I purchased a Sonnet Tempo from Amazon for $54.98. I wanted the card due to the fact that it has 2 Firewire 800 ports (and one 400).
As before, I also used the
lspci -v
command in Debian to make sure the card showed up and was available and active. Sure enough we are good to go with the card using the firewire_ohci kernel driver.0001:10:13.0 FireWire (IEEE 1394): Texas Instruments TSB82AA2 IEEE-1394b Link Layer Controller (rev 01) (prog-if 10 [OHCI])
Subsystem: Device 0ee4:3884
Flags: bus master, medium devsel, latency 16, IRQ 53
Memory at 80083000 (32-bit, non-prefetchable) [size=2K]
Memory at 80088000 (32-bit, non-prefetchable) [size=16K]

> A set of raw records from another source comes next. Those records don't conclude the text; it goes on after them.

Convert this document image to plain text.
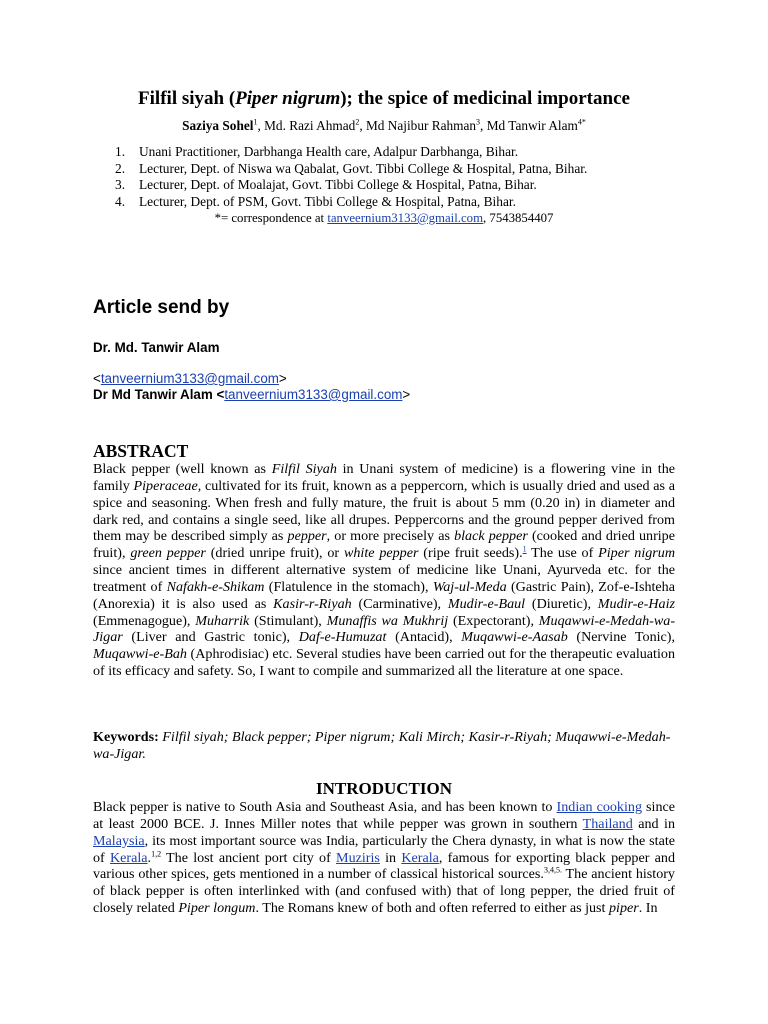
Filfil siyah (Piper nigrum); the spice of medicinal importance

Saziya Sohel$^1$, Md. Razi Ahmad$^2$, Md Najibur Rahman$^3$, Md Tanwir Alam$^{4*}$

1. Unani Practitioner, Darbhanga Health care, Adalpur Darbhanga, Bihar.
2. Lecturer, Dept. of Niswa wa Qabalat, Govt. Tibbi College & Hospital, Patna, Bihar.
3. Lecturer, Dept. of Moalajat, Govt. Tibbi College & Hospital, Patna, Bihar.
4. Lecturer, Dept. of PSM, Govt. Tibbi College & Hospital, Patna, Bihar.

*= correspondence at tanveernium3133@gmail.com, 7543854407

Article send by
Dr. Md. Tanwir Alam
<tanveernium3133@gmail.com>
Dr Md Tanwir Alam <tanveernium3133@gmail.com>
ABSTRACT

Black pepper (well known as Filfil Siyah in Unani system of medicine) is a flowering vine in the family Piperaceae, cultivated for its fruit, known as a peppercorn, which is usually dried and used as a spice and seasoning. When fresh and fully mature, the fruit is about 5 mm (0.20 in) in diameter and dark red, and contains a single seed, like all drupes. Peppercorns and the ground pepper derived from them may be described simply as pepper, or more precisely as black pepper (cooked and dried unripe fruit), green pepper (dried unripe fruit), or white pepper (ripe fruit seeds).$^1$ The use of Piper nigrum since ancient times in different alternative system of medicine like Unani, Ayurveda etc. for the treatment of Nafakh-e-Shikam (Flatulence in the stomach), Waj-ul-Meda (Gastric Pain), Zof-e-Ishteha (Anorexia) it is also used as Kasir-r-Riyah (Carminative), Mudir-e-Baul (Diuretic), Mudir-e-Haiz (Emmenagogue), Muharrik (Stimulant), Munaffis wa Mukhrij (Expectorant), Muqawwi-e-Medah-wa-Jigar (Liver and Gastric tonic), Daf-e-Humuzat (Antacid), Muqawwi-e-Aasab (Nervine Tonic), Muqawwi-e-Bah (Aphrodisiac) etc. Several studies have been carried out for the therapeutic evaluation of its efficacy and safety. So, I want to compile and summarized all the literature at one space.

Keywords: Filfil siyah; Black pepper; Piper nigrum; Kali Mirch; Kasir-r-Riyah; Muqawwi-e-Medah-wa-Jigar.

INTRODUCTION

Black pepper is native to South Asia and Southeast Asia, and has been known to Indian cooking since at least 2000 BCE. J. Innes Miller notes that while pepper was grown in southern Thailand and in Malaysia, its most important source was India, particularly the Chera dynasty, in what is now the state of Kerala.$^{1,2}$ The lost ancient port city of Muziris in Kerala, famous for exporting black pepper and various other spices, gets mentioned in a number of classical historical sources.$^{3,4,5.}$ The ancient history of black pepper is often interlinked with (and confused with) that of long pepper, the dried fruit of closely related Piper longum. The Romans knew of both and often referred to either as just piper. In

Capabilities: <access denied>
Kernel driver in use: firewire_ohci
This is not to be confused with the onboard firewire device of which shows up as using an LSI Corporation controller and chipset versus the TI one this card utilizes as seen above.
Great. A quick check using System Report in OS X Leopard shows the card successfully appears there as well.
So there you have it. Additional Firewire 400 and 800 connectivity. Yay. Up next, is the much more exciting transition to Ultra ATA connected SSDs. From there, we will move straight to a SATA controller and SATA SSDs (Specifically used for the boot drives of each respective OS. I will store my precious data on more reliable drives both internally and externally).
P.S. With each of these upgrades, I have grown more fond of the G4 QS. I will keep this baby going as long as I possibly can. Also, I am pumped at having Core Player installed as it plays back even higher quality 720p video (Mr. Robot Season 1) on my current measly ATI Radeon card that came as the stock graphics card for these systems flawlessly. Impressive!